Le train s’apprête à partir, tu t’engouffres dans le wagon, rangée du bas. Le métal t’engloutis, glacial et oppressant. Tu t’assis, et me regarde par la vitre rayée par quelques négligents. Tes yeux bruns dans les miens, tu esquisses un sourire évocateur, un baiser ou rien voilà tout. Ta main s’élance, fend l’air chaud et se pose délicatement. Je m’approche et rejoint les lignes de ta main. Je crois sentir ta chaleur mais non. Il fait froid, mon souffle chaud te cache et estompe tes traits qui s’effacent dans mon esprit. Restera-t-il de ces souvenirs un doux moment de réveil à deux ou de rires bruyants ? Les crissements du train m’effraient, le gros bonhomme à la casquette agite son bras. Pour rien au monde, je lâcherai cette vitre. Si je cède, je ne te verrai plus. Un sifflement coupe l’air, m’arrache le souffle, m’explose le cœur. Le tout s’emballe. Mes pensées se fanent et s’envolent, emportées par la tempête. J’oublie tout. Mes doigts qui contournent le coin de ta bouche, mes dents qui croquent ton oreille, mon nez qui emporte une dernière fois l’identité de ton corps. Quelques miettes se collent, luttent désespérément, la peur, l’amour, rien n’y fait, tout s’en va. Il s’élance pour quitter la rame, je ne partirai pas. Si je te quitte, je meurs. Si tu me quittes, je meurs. Je suis un condamné, un survivant voilà tout. Hagard, je résiste, je suis un résistant voilà tout.
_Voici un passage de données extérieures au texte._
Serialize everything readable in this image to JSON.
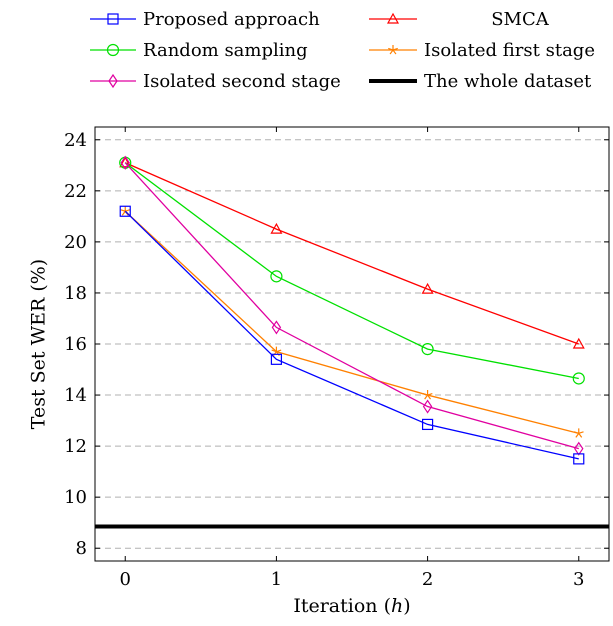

Ma main reste collée et je cours. Tu restes aussi, tu es saisis. Rien n’est assez fort pour nous séparer, à part le temps qui use. Il écorne les coins, s’introduit dans les failles et disloque les blocs. Rien n’y fait, je suis obligé de hurler, je cours comme jamais, tu pars au loin me laissant, je ne te reverrai jamais.
Sur une idée de D’

Pas très pratique de lire avec les gens qui parlent derrière hein!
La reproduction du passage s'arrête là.